Description Daniel Turcanu 2010-03-22 15:40:04 UTC
The XQueryX tests that contain unicode characters have those characters encoded as UTF-8 twice. That is, one non-ascii character gets encoded on 4 bytes instead of 2.

The failing tests are:
XQueryX/EncodeURIfunc/K-EncodeURIfunc-4
XQueryX/EscapeHTMLURIFunc/K-EscapeHTMLURIFunc-5
XQueryX/Functions/AllStringFunc/AssDisassStringFunc/StringToCodepointFunc/fn-string-to-codepoints1args-4
XQueryX/Functions/AllStringFunc/EscapingFuncs/EncodeURIfunc/fn-encode-for-uri1args-2
XQueryX/Functions/AllStringFunc/EscapingFuncs/EscapeHTMLURIFunc/fn-escape-html-uri1args-2
XQueryX/Functions/AllStringFunc/EscapingFuncs/IRIToURIfunc/fn-iri-to-uri1args-2
XQueryX/StringToCodepointFunc/K-StringToCodepointFunc-12
XQueryX/StringToCodepointFunc/K-StringToCodepointFunc-19
XQueryX/StringToCodepointFunc/K-StringToCodepointFunc-20
XQueryX/StringToCodepointFunc/K-StringToCodepointFunc-21

The testing was performed using Zorba XQuery 1.1.
Comment 1 Andrew Eisenberg 2010-03-24 20:57:42 UTC
Sorry, but I am not seeing the problem that you describe.

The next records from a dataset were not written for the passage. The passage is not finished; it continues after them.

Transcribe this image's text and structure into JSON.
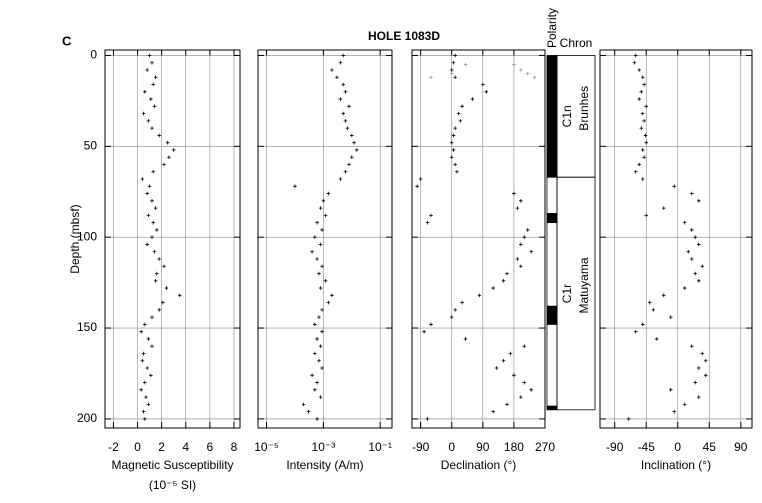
{
  "title": "HOLE 1083D",
  "panel_label": "C",
  "chart_data": [
    {
      "type": "scatter",
      "ylabel": "Depth (mbsf)",
      "ylim": [
        205,
        -3
      ],
      "yticks": [
        0,
        50,
        100,
        150,
        200
      ],
      "xlabel": [
        "Magnetic Susceptibility",
        "(10⁻⁵ SI)"
      ],
      "xlim": [
        -2.7,
        8.5
      ],
      "xticks": [
        -2,
        0,
        2,
        4,
        6,
        8
      ],
      "grid": true,
      "series": [
        {
          "color": "#000000",
          "x": [
            1,
            1.2,
            0.8,
            1.5,
            1.3,
            0.6,
            1.1,
            1.4,
            0.5,
            0.9,
            1.2,
            1.8,
            2.5,
            3,
            2.6,
            2.2,
            1.3,
            0.4,
            1,
            0.8,
            1.2,
            1.5,
            0.9,
            1.3,
            1.6,
            1.2,
            0.8,
            1.4,
            1.8,
            2.2,
            1.6,
            1.5,
            2.4,
            3.5,
            2.1,
            1.8,
            1.2,
            0.6,
            0.3,
            0.9,
            1.2,
            0.5,
            0.4,
            0.8,
            1.1,
            0.6,
            0.3,
            0.7,
            0.9,
            0.5,
            0.6
          ],
          "values": [
            0,
            4,
            8,
            12,
            16,
            20,
            24,
            28,
            32,
            36,
            40,
            44,
            48,
            52,
            56,
            60,
            64,
            68,
            72,
            76,
            80,
            84,
            88,
            92,
            96,
            100,
            104,
            108,
            112,
            116,
            120,
            124,
            128,
            132,
            136,
            140,
            144,
            148,
            152,
            156,
            160,
            164,
            168,
            172,
            176,
            180,
            184,
            188,
            192,
            196,
            200
          ]
        }
      ]
    },
    {
      "type": "scatter",
      "log": true,
      "ylim": [
        205,
        -3
      ],
      "xlabel": [
        "Intensity (A/m)"
      ],
      "xlim": [
        5e-06,
        0.26
      ],
      "xticks": [
        {
          "value": 1e-05,
          "label": "10⁻⁵"
        },
        {
          "value": 0.001,
          "label": "10⁻³"
        },
        {
          "value": 0.1,
          "label": "10⁻¹"
        }
      ],
      "grid": true,
      "series": [
        {
          "color": "#000000",
          "x": [
            0.005,
            0.004,
            0.002,
            0.003,
            0.005,
            0.006,
            0.004,
            0.008,
            0.005,
            0.006,
            0.007,
            0.01,
            0.012,
            0.015,
            0.01,
            0.008,
            0.006,
            0.004,
            0.0001,
            0.0015,
            0.001,
            0.0008,
            0.0012,
            0.0006,
            0.0009,
            0.0005,
            0.0008,
            0.0004,
            0.0006,
            0.0009,
            0.0007,
            0.0012,
            0.0008,
            0.002,
            0.0015,
            0.0009,
            0.0007,
            0.0005,
            0.0009,
            0.0006,
            0.0008,
            0.0005,
            0.0007,
            0.0009,
            0.0004,
            0.0006,
            0.0005,
            0.0008,
            0.0002,
            0.0003,
            0.0006
          ],
          "values": [
            0,
            4,
            8,
            12,
            16,
            20,
            24,
            28,
            32,
            36,
            40,
            44,
            48,
            52,
            56,
            60,
            64,
            68,
            72,
            76,
            80,
            84,
            88,
            92,
            96,
            100,
            104,
            108,
            112,
            116,
            120,
            124,
            128,
            132,
            136,
            140,
            144,
            148,
            152,
            156,
            160,
            164,
            168,
            172,
            176,
            180,
            184,
            188,
            192,
            196,
            200
          ]
        }
      ]
    },
    {
      "type": "scatter",
      "ylim": [
        205,
        -3
      ],
      "xlabel": [
        "Declination (°)"
      ],
      "xlim": [
        -115,
        270
      ],
      "xticks": [
        -90,
        0,
        90,
        180,
        270
      ],
      "grid": true,
      "series": [
        {
          "color": "#000000",
          "x": [
            10,
            5,
            0,
            10,
            90,
            100,
            60,
            30,
            20,
            25,
            10,
            5,
            0,
            5,
            0,
            10,
            15,
            -90,
            -100,
            180,
            200,
            190,
            -60,
            -70,
            220,
            210,
            200,
            230,
            190,
            200,
            160,
            150,
            120,
            80,
            30,
            10,
            0,
            -60,
            -80,
            40,
            210,
            170,
            150,
            130,
            180,
            210,
            230,
            200,
            160,
            120,
            -70
          ],
          "values": [
            0,
            4,
            8,
            12,
            16,
            20,
            24,
            28,
            32,
            36,
            40,
            44,
            48,
            52,
            56,
            60,
            64,
            68,
            72,
            76,
            80,
            84,
            88,
            92,
            96,
            100,
            104,
            108,
            112,
            116,
            120,
            124,
            128,
            132,
            136,
            140,
            144,
            148,
            152,
            156,
            160,
            164,
            168,
            172,
            176,
            180,
            184,
            188,
            192,
            196,
            200
          ]
        },
        {
          "color": "#999999",
          "x": [
            0,
            40,
            -60,
            200,
            220,
            240,
            180
          ],
          "values": [
            10,
            5,
            12,
            8,
            10,
            12,
            5
          ]
        }
      ]
    },
    {
      "type": "polarity",
      "title": "Polarity",
      "intervals": [
        {
          "top": 0,
          "bottom": 67,
          "color": "#000000"
        },
        {
          "top": 67,
          "bottom": 87,
          "color": "#ffffff"
        },
        {
          "top": 87,
          "bottom": 92,
          "color": "#000000"
        },
        {
          "top": 92,
          "bottom": 138,
          "color": "#ffffff"
        },
        {
          "top": 138,
          "bottom": 148,
          "color": "#000000"
        },
        {
          "top": 148,
          "bottom": 193,
          "color": "#ffffff"
        },
        {
          "top": 193,
          "bottom": 195,
          "color": "#000000"
        }
      ]
    },
    {
      "type": "chron",
      "title": "Chron",
      "chrons": [
        {
          "top": 0,
          "bottom": 67,
          "name": "C1n",
          "epoch": "Brunhes"
        },
        {
          "top": 67,
          "bottom": 195,
          "name": "C1r",
          "epoch": "Matuyama"
        }
      ]
    },
    {
      "type": "scatter",
      "ylim": [
        205,
        -3
      ],
      "xlabel": [
        "Inclination (°)"
      ],
      "xlim": [
        -111,
        106
      ],
      "xticks": [
        -90,
        -45,
        0,
        45,
        90
      ],
      "grid": true,
      "series": [
        {
          "color": "#000000",
          "x": [
            -60,
            -62,
            -55,
            -50,
            -48,
            -52,
            -55,
            -45,
            -50,
            -48,
            -52,
            -46,
            -45,
            -50,
            -48,
            -55,
            -60,
            -50,
            -5,
            20,
            30,
            -20,
            -45,
            10,
            20,
            25,
            30,
            15,
            20,
            35,
            25,
            30,
            10,
            -20,
            -40,
            -35,
            -10,
            -50,
            -60,
            -30,
            20,
            35,
            40,
            30,
            40,
            25,
            -10,
            30,
            10,
            -5,
            -70
          ],
          "values": [
            0,
            4,
            8,
            12,
            16,
            20,
            24,
            28,
            32,
            36,
            40,
            44,
            48,
            52,
            56,
            60,
            64,
            68,
            72,
            76,
            80,
            84,
            88,
            92,
            96,
            100,
            104,
            108,
            112,
            116,
            120,
            124,
            128,
            132,
            136,
            140,
            144,
            148,
            152,
            156,
            160,
            164,
            168,
            172,
            176,
            180,
            184,
            188,
            192,
            196,
            200
          ]
        }
      ]
    }
  ]
}
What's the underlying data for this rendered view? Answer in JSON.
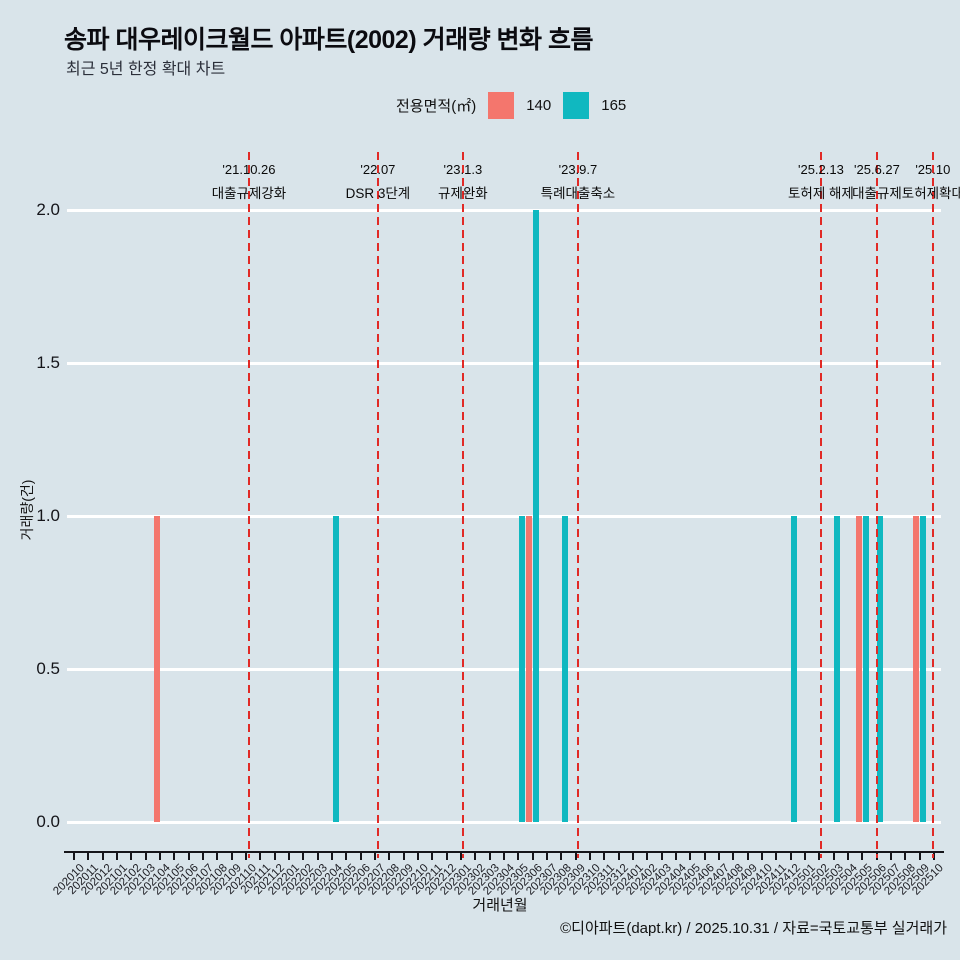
{
  "title": "송파 대우레이크월드 아파트(2002) 거래량 변화 흐름",
  "subtitle": "최근 5년 한정 확대 차트",
  "legend": {
    "label": "전용면적(㎡)",
    "items": [
      {
        "name": "140",
        "color": "#f4766d"
      },
      {
        "name": "165",
        "color": "#10b8c0"
      }
    ]
  },
  "footer": "©디아파트(dapt.kr) / 2025.10.31 / 자료=국토교통부 실거래가",
  "chart_data": {
    "type": "bar",
    "title": "송파 대우레이크월드 아파트(2002) 거래량 변화 흐름",
    "subtitle": "최근 5년 한정 확대 차트",
    "xlabel": "거래년월",
    "ylabel": "거래량(건)",
    "ylim": [
      0,
      2.0
    ],
    "yticks": [
      "0.0",
      "0.5",
      "1.0",
      "1.5",
      "2.0"
    ],
    "grid": true,
    "legend_position": "top",
    "categories": [
      "202010",
      "202011",
      "202012",
      "202101",
      "202102",
      "202103",
      "202104",
      "202105",
      "202106",
      "202107",
      "202108",
      "202109",
      "202110",
      "202111",
      "202112",
      "202201",
      "202202",
      "202203",
      "202204",
      "202205",
      "202206",
      "202207",
      "202208",
      "202209",
      "202210",
      "202211",
      "202212",
      "202301",
      "202302",
      "202303",
      "202304",
      "202305",
      "202306",
      "202307",
      "202308",
      "202309",
      "202310",
      "202311",
      "202312",
      "202401",
      "202402",
      "202403",
      "202404",
      "202405",
      "202406",
      "202407",
      "202408",
      "202409",
      "202410",
      "202411",
      "202412",
      "202501",
      "202502",
      "202503",
      "202504",
      "202505",
      "202506",
      "202507",
      "202508",
      "202509",
      "202510"
    ],
    "series": [
      {
        "name": "140",
        "color": "#f4766d",
        "points": [
          {
            "month": "202104",
            "value": 1
          },
          {
            "month": "202306",
            "value": 1
          },
          {
            "month": "202505",
            "value": 1
          },
          {
            "month": "202509",
            "value": 1
          }
        ]
      },
      {
        "name": "165",
        "color": "#10b8c0",
        "points": [
          {
            "month": "202204",
            "value": 1
          },
          {
            "month": "202305",
            "value": 1
          },
          {
            "month": "202306",
            "value": 2
          },
          {
            "month": "202308",
            "value": 1
          },
          {
            "month": "202412",
            "value": 1
          },
          {
            "month": "202503",
            "value": 1
          },
          {
            "month": "202505",
            "value": 1
          },
          {
            "month": "202506",
            "value": 1
          },
          {
            "month": "202509",
            "value": 1
          }
        ]
      }
    ],
    "annotations": [
      {
        "date": "'21.10.26",
        "label": "대출규제강화",
        "month_pos": 12.7
      },
      {
        "date": "'22.07",
        "label": "DSR 3단계",
        "month_pos": 21.7
      },
      {
        "date": "'23.1.3",
        "label": "규제완화",
        "month_pos": 27.63
      },
      {
        "date": "'23.9.7",
        "label": "특례대출축소",
        "month_pos": 35.66
      },
      {
        "date": "'25.2.13",
        "label": "토허제 해제",
        "month_pos": 52.62
      },
      {
        "date": "'25.6.27",
        "label": "대출규제",
        "month_pos": 56.53
      },
      {
        "date": "'25.10",
        "label": "토허제확대",
        "month_pos": 60.43
      }
    ],
    "annotation_line_color": "#e12a26",
    "gridline_color": "#ffffff",
    "background_color": "#d9e4ea"
  }
}
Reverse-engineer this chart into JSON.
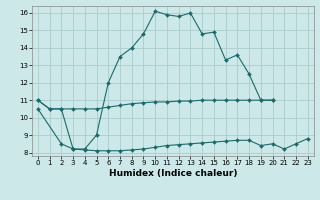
{
  "xlabel": "Humidex (Indice chaleur)",
  "background_color": "#cce8e8",
  "grid_color": "#aacccc",
  "line_color": "#1a6b6b",
  "xlim": [
    -0.5,
    23.5
  ],
  "ylim": [
    7.8,
    16.4
  ],
  "yticks": [
    8,
    9,
    10,
    11,
    12,
    13,
    14,
    15,
    16
  ],
  "xticks": [
    0,
    1,
    2,
    3,
    4,
    5,
    6,
    7,
    8,
    9,
    10,
    11,
    12,
    13,
    14,
    15,
    16,
    17,
    18,
    19,
    20,
    21,
    22,
    23
  ],
  "line1_x": [
    0,
    1,
    2,
    3,
    4,
    5,
    6,
    7,
    8,
    9,
    10,
    11,
    12,
    13,
    14,
    15,
    16,
    17,
    18,
    19,
    20
  ],
  "line1_y": [
    11.0,
    10.5,
    10.5,
    8.2,
    8.2,
    9.0,
    12.0,
    13.5,
    14.0,
    14.8,
    16.1,
    15.9,
    15.8,
    16.0,
    14.8,
    14.9,
    13.3,
    13.6,
    12.5,
    11.0,
    11.0
  ],
  "line2_x": [
    0,
    1,
    2,
    3,
    4,
    5,
    6,
    7,
    8,
    9,
    10,
    11,
    12,
    13,
    14,
    15,
    16,
    17,
    18,
    19,
    20
  ],
  "line2_y": [
    11.0,
    10.5,
    10.5,
    10.5,
    10.5,
    10.5,
    10.6,
    10.7,
    10.8,
    10.85,
    10.9,
    10.9,
    10.95,
    10.95,
    11.0,
    11.0,
    11.0,
    11.0,
    11.0,
    11.0,
    11.0
  ],
  "line3_x": [
    0,
    2,
    3,
    4,
    5,
    6,
    7,
    8,
    9,
    10,
    11,
    12,
    13,
    14,
    15,
    16,
    17,
    18,
    19,
    20,
    21,
    22,
    23
  ],
  "line3_y": [
    10.5,
    8.5,
    8.2,
    8.15,
    8.1,
    8.1,
    8.1,
    8.15,
    8.2,
    8.3,
    8.4,
    8.45,
    8.5,
    8.55,
    8.6,
    8.65,
    8.7,
    8.7,
    8.4,
    8.5,
    8.2,
    8.5,
    8.8
  ]
}
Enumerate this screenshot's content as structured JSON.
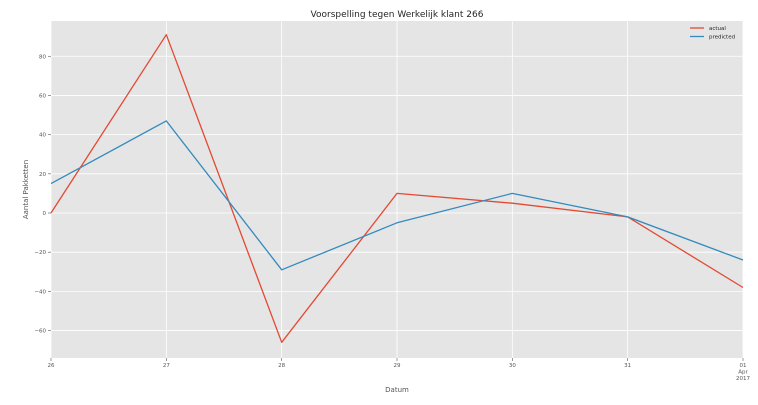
{
  "chart_data": {
    "type": "line",
    "title": "Voorspelling tegen Werkelijk klant 266",
    "xlabel": "Datum",
    "ylabel": "Aantal Pakketten",
    "x": [
      "26",
      "27",
      "28",
      "29",
      "30",
      "31",
      "01\nApr\n2017"
    ],
    "x_tick_labels": [
      [
        "26"
      ],
      [
        "27"
      ],
      [
        "28"
      ],
      [
        "29"
      ],
      [
        "30"
      ],
      [
        "31"
      ],
      [
        "01",
        "Apr",
        "2017"
      ]
    ],
    "series": [
      {
        "name": "actual",
        "color": "#E24A33",
        "values": [
          0,
          91,
          -66,
          10,
          5,
          -2,
          -38
        ]
      },
      {
        "name": "predicted",
        "color": "#348ABD",
        "values": [
          15,
          47,
          -29,
          -5,
          10,
          -2,
          -24
        ]
      }
    ],
    "ylim": [
      -74,
      98
    ],
    "yticks": [
      -60,
      -40,
      -20,
      0,
      20,
      40,
      60,
      80
    ],
    "grid": true,
    "legend_position": "top-right",
    "style": "ggplot",
    "background_color": "#E5E5E5",
    "grid_color": "#FFFFFF"
  }
}
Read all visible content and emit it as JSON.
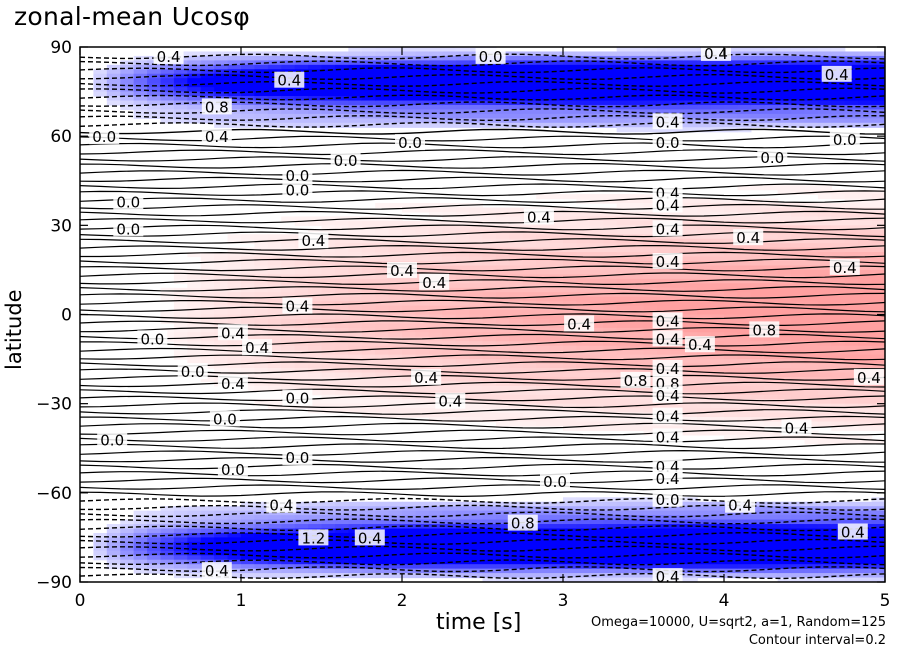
{
  "title": "zonal-mean Ucosφ",
  "chart_data": {
    "type": "heatmap",
    "title": "zonal-mean Ucosφ",
    "xlabel": "time [s]",
    "ylabel": "latitude",
    "xlim": [
      0,
      5
    ],
    "ylim": [
      -90,
      90
    ],
    "xticks": [
      "0",
      "1",
      "2",
      "3",
      "4",
      "5"
    ],
    "yticks": [
      "90",
      "60",
      "30",
      "0",
      "−30",
      "−60",
      "−90"
    ],
    "xtick_values": [
      0,
      1,
      2,
      3,
      4,
      5
    ],
    "ytick_values": [
      90,
      60,
      30,
      0,
      -30,
      -60,
      -90
    ],
    "contour_interval": 0.2,
    "colors": {
      "negative": "#0000ff",
      "positive": "#ff8080",
      "zero": "#ffffff"
    },
    "notes": [
      "Omega=10000, U=sqrt2, a=1, Random=125",
      "Contour interval=0.2"
    ],
    "contour_labels": [
      {
        "t": 0.55,
        "lat": 87,
        "text": "0.4"
      },
      {
        "t": 1.3,
        "lat": 79,
        "text": "0.4"
      },
      {
        "t": 2.55,
        "lat": 87,
        "text": "0.0"
      },
      {
        "t": 3.95,
        "lat": 88,
        "text": "0.4"
      },
      {
        "t": 4.7,
        "lat": 81,
        "text": "0.4"
      },
      {
        "t": 0.85,
        "lat": 70,
        "text": "0.8"
      },
      {
        "t": 0.85,
        "lat": 60,
        "text": "0.4"
      },
      {
        "t": 3.65,
        "lat": 65,
        "text": "0.4"
      },
      {
        "t": 3.65,
        "lat": 58,
        "text": "0.0"
      },
      {
        "t": 0.15,
        "lat": 60,
        "text": "0.0"
      },
      {
        "t": 2.05,
        "lat": 58,
        "text": "0.0"
      },
      {
        "t": 1.65,
        "lat": 52,
        "text": "0.0"
      },
      {
        "t": 4.3,
        "lat": 53,
        "text": "0.0"
      },
      {
        "t": 4.75,
        "lat": 59,
        "text": "0.0"
      },
      {
        "t": 1.35,
        "lat": 47,
        "text": "0.0"
      },
      {
        "t": 1.35,
        "lat": 42,
        "text": "0.0"
      },
      {
        "t": 0.3,
        "lat": 38,
        "text": "0.0"
      },
      {
        "t": 0.3,
        "lat": 29,
        "text": "0.0"
      },
      {
        "t": 2.85,
        "lat": 33,
        "text": "0.4"
      },
      {
        "t": 3.65,
        "lat": 41,
        "text": "0.4"
      },
      {
        "t": 3.65,
        "lat": 37,
        "text": "0.4"
      },
      {
        "t": 3.65,
        "lat": 29,
        "text": "0.4"
      },
      {
        "t": 4.15,
        "lat": 26,
        "text": "0.4"
      },
      {
        "t": 1.45,
        "lat": 25,
        "text": "0.4"
      },
      {
        "t": 3.65,
        "lat": 18,
        "text": "0.4"
      },
      {
        "t": 4.75,
        "lat": 16,
        "text": "0.4"
      },
      {
        "t": 2.0,
        "lat": 15,
        "text": "0.4"
      },
      {
        "t": 2.2,
        "lat": 11,
        "text": "0.4"
      },
      {
        "t": 1.35,
        "lat": 3,
        "text": "0.4"
      },
      {
        "t": 3.1,
        "lat": -3,
        "text": "0.4"
      },
      {
        "t": 3.65,
        "lat": -2,
        "text": "0.4"
      },
      {
        "t": 4.25,
        "lat": -5,
        "text": "0.8"
      },
      {
        "t": 3.65,
        "lat": -8,
        "text": "0.4"
      },
      {
        "t": 3.85,
        "lat": -10,
        "text": "0.4"
      },
      {
        "t": 0.95,
        "lat": -6,
        "text": "0.4"
      },
      {
        "t": 0.45,
        "lat": -8,
        "text": "0.0"
      },
      {
        "t": 1.1,
        "lat": -11,
        "text": "0.4"
      },
      {
        "t": 0.7,
        "lat": -19,
        "text": "0.0"
      },
      {
        "t": 2.15,
        "lat": -21,
        "text": "0.4"
      },
      {
        "t": 3.45,
        "lat": -22,
        "text": "0.8"
      },
      {
        "t": 3.65,
        "lat": -23,
        "text": "0.8"
      },
      {
        "t": 3.65,
        "lat": -18,
        "text": "0.4"
      },
      {
        "t": 3.65,
        "lat": -27,
        "text": "0.4"
      },
      {
        "t": 4.9,
        "lat": -21,
        "text": "0.4"
      },
      {
        "t": 0.95,
        "lat": -23,
        "text": "0.4"
      },
      {
        "t": 1.35,
        "lat": -28,
        "text": "0.0"
      },
      {
        "t": 2.3,
        "lat": -29,
        "text": "0.4"
      },
      {
        "t": 3.65,
        "lat": -34,
        "text": "0.4"
      },
      {
        "t": 3.65,
        "lat": -41,
        "text": "0.4"
      },
      {
        "t": 4.45,
        "lat": -38,
        "text": "0.4"
      },
      {
        "t": 0.9,
        "lat": -35,
        "text": "0.0"
      },
      {
        "t": 0.2,
        "lat": -42,
        "text": "0.0"
      },
      {
        "t": 1.35,
        "lat": -48,
        "text": "0.0"
      },
      {
        "t": 3.65,
        "lat": -51,
        "text": "0.4"
      },
      {
        "t": 3.65,
        "lat": -55,
        "text": "0.4"
      },
      {
        "t": 2.95,
        "lat": -56,
        "text": "0.0"
      },
      {
        "t": 0.95,
        "lat": -52,
        "text": "0.0"
      },
      {
        "t": 1.25,
        "lat": -64,
        "text": "0.4"
      },
      {
        "t": 3.65,
        "lat": -62,
        "text": "0.0"
      },
      {
        "t": 4.1,
        "lat": -64,
        "text": "0.4"
      },
      {
        "t": 2.75,
        "lat": -70,
        "text": "0.8"
      },
      {
        "t": 1.45,
        "lat": -75,
        "text": "1.2"
      },
      {
        "t": 1.8,
        "lat": -75,
        "text": "0.4"
      },
      {
        "t": 4.8,
        "lat": -73,
        "text": "0.4"
      },
      {
        "t": 0.85,
        "lat": -86,
        "text": "0.4"
      },
      {
        "t": 3.65,
        "lat": -88,
        "text": "0.4"
      }
    ]
  }
}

I looked at the first test case you listed, K-EncodeURIfunc-4. The XQuery contains encode-for-URI("~bébé") ... I see the string literal as bytes 7E 62 C3 A9 62 C3 A9. The XQueryX that is generated is:

              <xqx:functionCallExpr>
                <xqx:functionName>encode-for-uri</xqx:functionName>
                <xqx:arguments>
                  <xqx:stringConstantExpr>
                    <xqx:value>~b&#233;b&#233;</xqx:value>
                  </xqx:stringConstantExpr>
                </xqx:arguments>
              </xqx:functionCallExpr>

The two-byte Unicode characters are being replaced by charRefs in the XQueryX that is generated.

Comment 2 Andrew Eisenberg 2010-05-03 22:04:12 UTC
Daniel, if I don't receive any further information from you, then I will have to close this bug report without making any changes.
Comment 3 Daniel Turcanu 2010-05-07 14:45:28 UTC
Ok, I just checked them all and they work fine. They must have been fixed in the latest XQTS.